La storiografia attuale tende a vedere nell’antisemitismo esclusivamente una conseguenza e una conferma dell’influenza della Germania nazista sullo sviluppo del razzismo in Italia. In realtà, la cosiddetta “arianità” era ben presente nella cultura italiana e costituiva un <<idioma culturale>> ben affermato. Infatti, persecuzione antiebraica e politica razzista coloniale venivano unificate sotto l’insegna di un’ideologia che identificava la razza italiana come appartenente al gruppo ariano, proponendo allo stesso tempo gli strumenti per la sua difesa contro le minacce esterne. L’arianesimo era sentito come il necessario fondamento ideologico capace di costituire il collante fra i due ambiti. Nel 1940 il giovane antropologo Guido Landra, su precise indicazioni di Mussolini, sottolineava la necessità e la centralità del concetto di “ariano” per l’azione razzista italiana: <<Concetto fondamentale sul quale si è sviluppata la politica razziale italiana è che esiste una distinzione nettissima tra il gruppo delle razze dette ariane o indoeuropee e quello delle razze camita e semita […] L’indirizzo seguito dal razzismo italiano nell’azione di difesa e di potenziamento della razza italiana è l’indirizzo ariano e questo indirizzo è necessario perché la nostra azione si deve svolgere nei riguardi delle popolazioni semitiche, il che non potrebbe avvenire se il razzismo italiano fosse stato impostato semplicemente sopra il termine molto comprensivo e vago di razza bianca>>.

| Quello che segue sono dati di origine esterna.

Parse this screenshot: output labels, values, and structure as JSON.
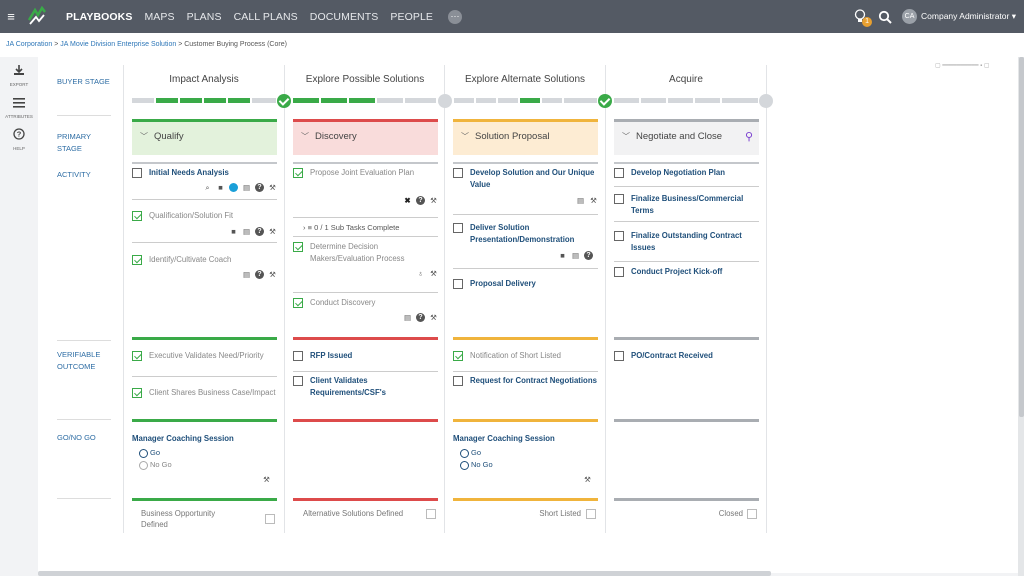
{
  "nav": {
    "items": [
      "PLAYBOOKS",
      "MAPS",
      "PLANS",
      "CALL PLANS",
      "DOCUMENTS",
      "PEOPLE"
    ],
    "more": "···",
    "badge_count": "1",
    "avatar_initials": "CA",
    "user_name": "Company Administrator"
  },
  "breadcrumb": {
    "link1": "JA Corporation",
    "link2": "JA Movie Division Enterprise Solution",
    "current": "Customer Buying Process (Core)"
  },
  "tools": {
    "export": "EXPORT",
    "attributes": "ATTRIBUTES",
    "help": "HELP"
  },
  "row_labels": {
    "buyer_stage": "BUYER STAGE",
    "primary_stage": "PRIMARY STAGE",
    "activity": "ACTIVITY",
    "verifiable_outcome": "VERIFIABLE OUTCOME",
    "go_no_go": "GO/NO GO"
  },
  "colors": {
    "green": "#3aaa48",
    "red": "#dd4b4b",
    "orange": "#f0b43c",
    "gray": "#a9adb2"
  },
  "columns": [
    {
      "buyer_stage": "Impact Analysis",
      "primary_stage": "Qualify",
      "activities": [
        {
          "label": "Initial Needs Analysis",
          "checked": false
        },
        {
          "label": "Qualification/Solution Fit",
          "checked": true
        },
        {
          "label": "Identify/Cultivate Coach",
          "checked": true
        }
      ],
      "outcomes": [
        {
          "label": "Executive Validates Need/Priority",
          "checked": true
        },
        {
          "label": "Client Shares Business Case/Impact",
          "checked": true
        }
      ],
      "go_title": "Manager Coaching Session",
      "go_options": [
        "Go",
        "No Go"
      ],
      "exit": "Business Opportunity Defined"
    },
    {
      "buyer_stage": "Explore Possible Solutions",
      "primary_stage": "Discovery",
      "activities": [
        {
          "label": "Propose Joint Evaluation Plan",
          "checked": true
        },
        {
          "label": "Determine Decision Makers/Evaluation Process",
          "checked": true
        },
        {
          "label": "Conduct Discovery",
          "checked": true
        }
      ],
      "subtasks": "0 / 1 Sub Tasks Complete",
      "outcomes": [
        {
          "label": "RFP Issued",
          "checked": false
        },
        {
          "label": "Client Validates Requirements/CSF's",
          "checked": false
        }
      ],
      "exit": "Alternative Solutions Defined"
    },
    {
      "buyer_stage": "Explore Alternate Solutions",
      "primary_stage": "Solution Proposal",
      "activities": [
        {
          "label": "Develop Solution and Our Unique Value",
          "checked": false
        },
        {
          "label": "Deliver Solution Presentation/Demonstration",
          "checked": false
        },
        {
          "label": "Proposal Delivery",
          "checked": false
        }
      ],
      "outcomes": [
        {
          "label": "Notification of Short Listed",
          "checked": true
        },
        {
          "label": "Request for Contract Negotiations",
          "checked": false
        }
      ],
      "go_title": "Manager Coaching Session",
      "go_options": [
        "Go",
        "No Go"
      ],
      "exit": "Short Listed"
    },
    {
      "buyer_stage": "Acquire",
      "primary_stage": "Negotiate and Close",
      "activities": [
        {
          "label": "Develop Negotiation Plan",
          "checked": false
        },
        {
          "label": "Finalize Business/Commercial Terms",
          "checked": false
        },
        {
          "label": "Finalize Outstanding Contract Issues",
          "checked": false
        },
        {
          "label": "Conduct Project Kick-off",
          "checked": false
        }
      ],
      "outcomes": [
        {
          "label": "PO/Contract Received",
          "checked": false
        }
      ],
      "exit": "Closed"
    }
  ]
}
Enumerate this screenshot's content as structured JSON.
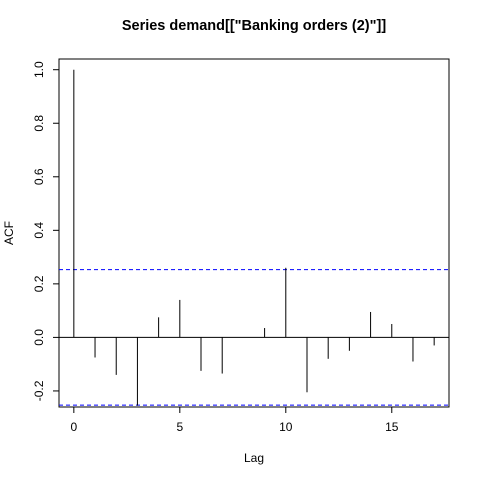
{
  "chart_data": {
    "type": "bar",
    "title": "Series  demand[[\"Banking orders (2)\"]]",
    "xlabel": "Lag",
    "ylabel": "ACF",
    "x": [
      0,
      1,
      2,
      3,
      4,
      5,
      6,
      7,
      8,
      9,
      10,
      11,
      12,
      13,
      14,
      15,
      16,
      17
    ],
    "values": [
      1.0,
      -0.075,
      -0.14,
      -0.255,
      0.075,
      0.14,
      -0.125,
      -0.135,
      0.0,
      0.035,
      0.26,
      -0.205,
      -0.08,
      -0.05,
      0.095,
      0.05,
      -0.09,
      -0.03
    ],
    "confidence_bound": 0.253,
    "xlim": [
      -0.7,
      17.7
    ],
    "ylim": [
      -0.26,
      1.04
    ],
    "x_ticks": [
      0,
      5,
      10,
      15
    ],
    "y_ticks": [
      -0.2,
      0.0,
      0.2,
      0.4,
      0.6,
      0.8,
      1.0
    ],
    "x_tick_labels": [
      "0",
      "5",
      "10",
      "15"
    ],
    "y_tick_labels": [
      "-0.2",
      "0.0",
      "0.2",
      "0.4",
      "0.6",
      "0.8",
      "1.0"
    ],
    "confidence_color": "#0000ff",
    "grid": false
  }
}
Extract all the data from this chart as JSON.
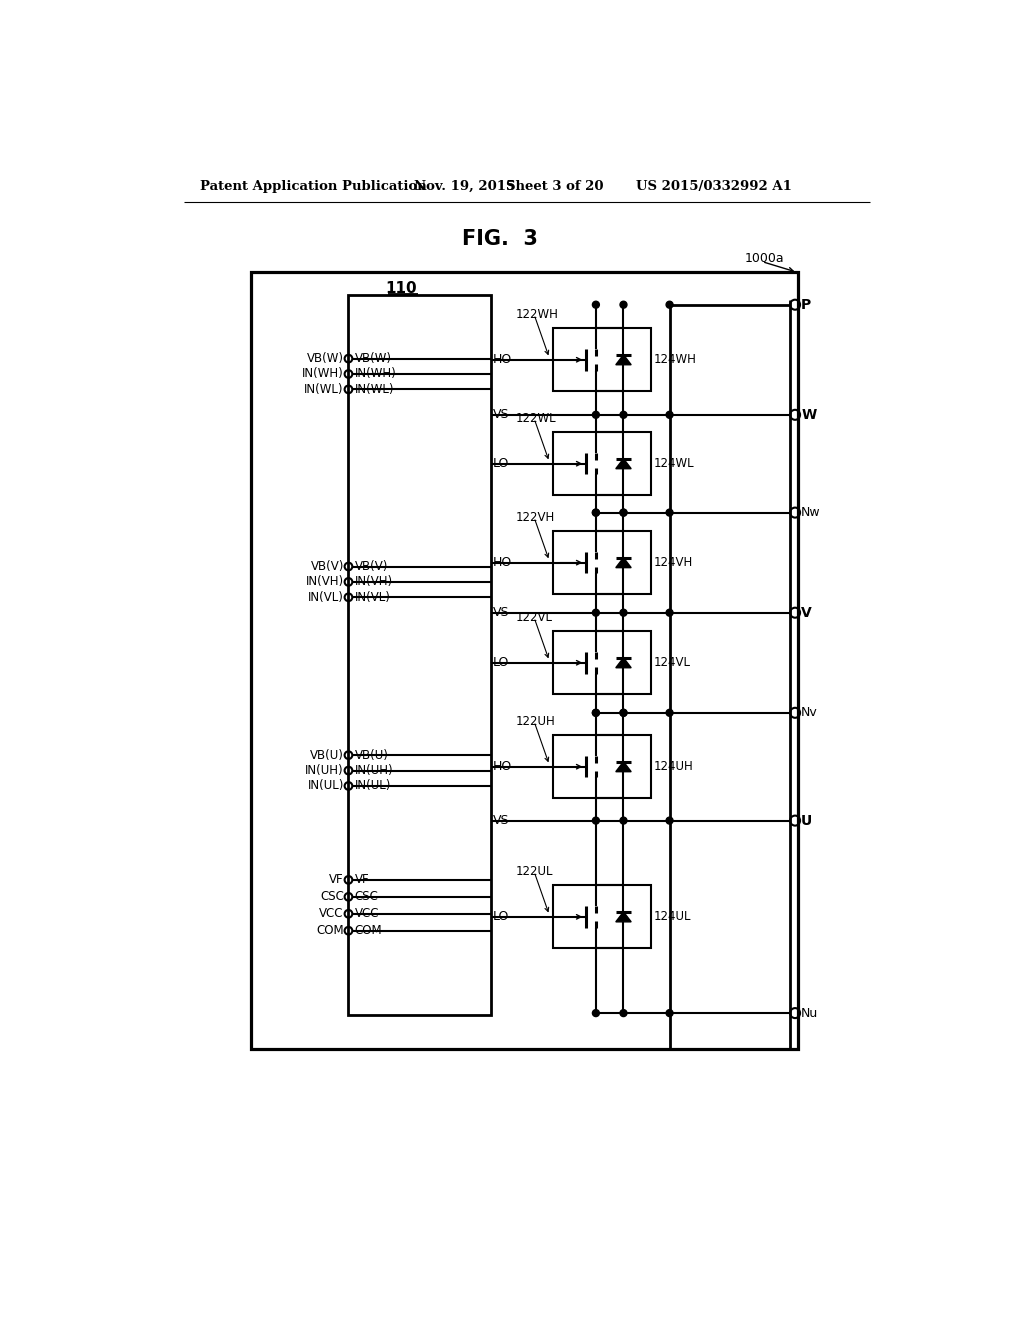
{
  "bg_color": "#ffffff",
  "header_left": "Patent Application Publication",
  "header_date": "Nov. 19, 2015",
  "header_sheet": "Sheet 3 of 20",
  "header_num": "US 2015/0332992 A1",
  "fig_title": "FIG.  3",
  "outer_label": "1000a",
  "ic_label": "110",
  "phases": [
    {
      "name": "W",
      "high": {
        "sw": "122WH",
        "diode": "124WH"
      },
      "low": {
        "sw": "122WL",
        "diode": "124WL"
      },
      "ext_pins": [
        "VB(W)",
        "IN(WH)",
        "IN(WL)"
      ],
      "ic_pins": [
        "VB(W)",
        "IN(WH)",
        "IN(WL)"
      ]
    },
    {
      "name": "V",
      "high": {
        "sw": "122VH",
        "diode": "124VH"
      },
      "low": {
        "sw": "122VL",
        "diode": "124VL"
      },
      "ext_pins": [
        "VB(V)",
        "IN(VH)",
        "IN(VL)"
      ],
      "ic_pins": [
        "VB(V)",
        "IN(VH)",
        "IN(VL)"
      ]
    },
    {
      "name": "U",
      "high": {
        "sw": "122UH",
        "diode": "124UH"
      },
      "low": {
        "sw": "122UL",
        "diode": "124UL"
      },
      "ext_pins": [
        "VB(U)",
        "IN(UH)",
        "IN(UL)"
      ],
      "ic_pins": [
        "VB(U)",
        "IN(UH)",
        "IN(UL)"
      ]
    }
  ],
  "misc_ext": [
    "VF",
    "CSC",
    "VCC",
    "COM"
  ],
  "misc_ic": [
    "VF",
    "CSC",
    "VCC",
    "COM"
  ],
  "P_label": "P",
  "W_label": "W",
  "V_label": "V",
  "U_label": "U",
  "Nw_label": "Nw",
  "Nv_label": "Nv",
  "Nu_label": "Nu"
}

In occasione del “Giorno della Memoria” (27 gennaio 1945 liberazione del campo di Auschwitz) non si può non ribadire come la strada verso quella fabbrica della morte iniziò molto tempo prima della Seconda guerra mondiale, nel cuore stesso della società europea, Italia compresa, e come il fascismo italiano di quelle radici di odio si fece interprete e protagonista, elevandole a sistema ideologico.
Oggi che l’antisemitismo torna a mostrarsi con tutta la sua barbarie nelle nostre società, questa memoria non è solo importante, è davvero necessaria.